Tis an old cabin. It was built in 1927, and still bears the family name. One might call it a structure, because it is composed of parts, howbeit without complexity. And now as it takes the weight of the wind its boards and timbers creak and moan a little. It's cedar-shingled roof remains in place, though its roofline sags in the middle. There is no longer a true right angle any place. Each door is a parallelogram; and the floors tilt. The house may be held aloft by the chimney foundation while the corners settle inexorably toward eventual demise. The theorem that everything falls apart unless one props it up my well one day soon be proved in this edifice. Yet, out of deference to its purpose, it continues to endure and to "hang in there" midst wind, rain, and snow; alas for how much longer we do not know. With jacks and braces, posts and paint its hosts have defied he ravages of time in favor of its existence. It is a contest.
Those who build the cabin knew exactly what they were about. But, again, 76 years is longevity. This structure was put together by a race of frontier-drugstore artisans whose skill, strength, and capacity are now in doubt. The notable thing about it is this; the cabin remains oblivious to storms, be they human or the elements of nature. It continues to rest quietly among the pine trees of Mt. Graham at an altitude of 7800 feet. Inured as it is to wear and time it will continue to play host to many people. Grandpa and Great-Grandpa and Grandma alike have utilized its convenience for family recreation.
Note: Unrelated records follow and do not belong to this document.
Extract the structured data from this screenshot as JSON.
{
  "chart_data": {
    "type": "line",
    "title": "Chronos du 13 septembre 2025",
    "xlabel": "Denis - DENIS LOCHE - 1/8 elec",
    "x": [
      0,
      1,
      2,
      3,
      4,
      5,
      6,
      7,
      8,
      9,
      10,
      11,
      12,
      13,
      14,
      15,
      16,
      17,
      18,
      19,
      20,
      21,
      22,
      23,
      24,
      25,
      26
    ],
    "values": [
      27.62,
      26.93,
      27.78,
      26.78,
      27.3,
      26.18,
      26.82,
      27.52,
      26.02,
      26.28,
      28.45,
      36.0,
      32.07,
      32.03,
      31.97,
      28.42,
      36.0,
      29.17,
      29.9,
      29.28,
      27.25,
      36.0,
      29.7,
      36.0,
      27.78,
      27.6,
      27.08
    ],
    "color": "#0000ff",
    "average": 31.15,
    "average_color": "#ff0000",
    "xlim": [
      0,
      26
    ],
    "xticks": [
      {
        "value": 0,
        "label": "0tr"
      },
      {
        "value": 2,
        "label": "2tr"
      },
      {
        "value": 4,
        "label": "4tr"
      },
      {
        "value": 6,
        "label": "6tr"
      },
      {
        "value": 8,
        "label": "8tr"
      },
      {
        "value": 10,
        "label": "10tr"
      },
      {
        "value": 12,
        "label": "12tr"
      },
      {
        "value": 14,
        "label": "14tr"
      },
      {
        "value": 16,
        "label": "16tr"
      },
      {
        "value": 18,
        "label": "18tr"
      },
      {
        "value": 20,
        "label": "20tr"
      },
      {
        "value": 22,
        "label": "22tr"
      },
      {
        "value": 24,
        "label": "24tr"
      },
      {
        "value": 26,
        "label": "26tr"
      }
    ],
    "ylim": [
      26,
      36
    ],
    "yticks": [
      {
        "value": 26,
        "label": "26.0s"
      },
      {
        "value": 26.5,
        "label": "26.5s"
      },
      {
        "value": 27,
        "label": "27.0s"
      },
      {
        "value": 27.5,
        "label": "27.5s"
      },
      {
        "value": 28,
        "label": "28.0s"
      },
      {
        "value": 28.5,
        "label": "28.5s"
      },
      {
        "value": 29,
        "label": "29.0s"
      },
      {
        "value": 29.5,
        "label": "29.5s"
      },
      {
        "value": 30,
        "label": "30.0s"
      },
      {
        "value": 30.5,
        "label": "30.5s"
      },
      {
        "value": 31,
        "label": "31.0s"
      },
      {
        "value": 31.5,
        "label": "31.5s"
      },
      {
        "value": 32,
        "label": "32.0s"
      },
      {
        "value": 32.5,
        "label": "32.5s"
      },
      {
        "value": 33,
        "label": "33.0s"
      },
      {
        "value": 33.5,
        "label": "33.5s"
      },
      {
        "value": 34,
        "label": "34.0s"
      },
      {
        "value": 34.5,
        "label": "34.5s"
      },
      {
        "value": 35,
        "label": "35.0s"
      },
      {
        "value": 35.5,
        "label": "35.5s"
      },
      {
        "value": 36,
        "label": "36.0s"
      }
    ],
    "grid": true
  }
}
Both family and friends gravitate to its protective purpose each summer to savor the cool surroundings, to read a book under a pine tree, to play games, toast marshmallows in the fireplace, to catch horny toads and doodle-bugs, to exercise their legs on a hike to the "bear cave", or on a hike to "Ladybug Peak", or to facilitate a ride to the other side of the mountain. In short the Crandall clan and progeny all like a trip to the cabin, because it is out of doors and away from civilization. One might describe a day or night at the cabin as an innovative matter...one does what is fun at the moment. If Grandpa happened to be around, he innovated slingshots for the intrepid hunters. That's when the lizards and Blue-jays would abandon camp.
This Ode to the Cabin would be remiss if it did not include an anecdote or two relative to happenings peculiar to the cabin. To wit: Not too many summers ago Grandpa Clarence had an encounter with a white-footed Peromyscus Leucopus (a mouse in other words). It happened late one night at the cabin. Grandpa looked up from his Louis-Lamour paperback and saw a little mouse watching him from a corner across the room. He looked at the mouse, and the mouse looked at him for the space of several minutes. Then the mouse began poking along the baseboard, keeping close to the wall. At about that time, malevolence overtook Grandpa- He reached for his "Daisy" (pellet gun). As he did so the white-footed mouse retired behind the dish cabinet. Now Grandpa was not one to be outmaneuvered. He peeped into the small space behind the cabinet and spotted his prey. He, thereupon, poked the barrel of his "Daisy" into the narrow space for the "coup de grace", but was taken by surprise when the mouse jumped onto the barrel of his gun and ran up to where he or she was eyeball to eyeball with Grandpa. Now he didn't expect things to develop that way. This brought on an impasse with his malevolence; his conscience waxed penitent, as it were. He (or she) was a delicate creature with a russet-brown back and a white belly, big ears, dark eyes and a pleading face. It was the dark eyes and pleading face that cowered Grandpa into a state of repentance. Needless to say, the mouse was now confident that he saw grace in Grandpas eyes, for he jumped to the floor in a strangely calm way and sauntered back to his hole. Grandpa has speculated on subsequent visits to the cabin that his little nocturnal friend was grateful for that untoward meeting with him, because his mousey friend manages now to come out at night at will and eat the crumbs left on the floor intentionally. If noting else can be said about this drama-of-life, one has to acknowledge that a sudden flair of mutual admiration does wonders for God's creations.
And then there was that encounter with the bear. But nothing really needs to be recorded here about that incident, except that Clarence can testify as to the bad breath brown bears on Mt. Graham have. When Clarence opened the front door to the cabin one bright morning he found himself standing eyeball to eyeball with old Bruin, and exchanging bad breath with him (or her). To the bear, Clarence didn't look quite right. He was as much surprised as was Clarence. Now because it was very early in the morning, realization on both sides of the door was slow in developing. When reality did register, Clarence slammed the door and old Bruin put all four feet into action and took off down the canyon. "Nuff said!"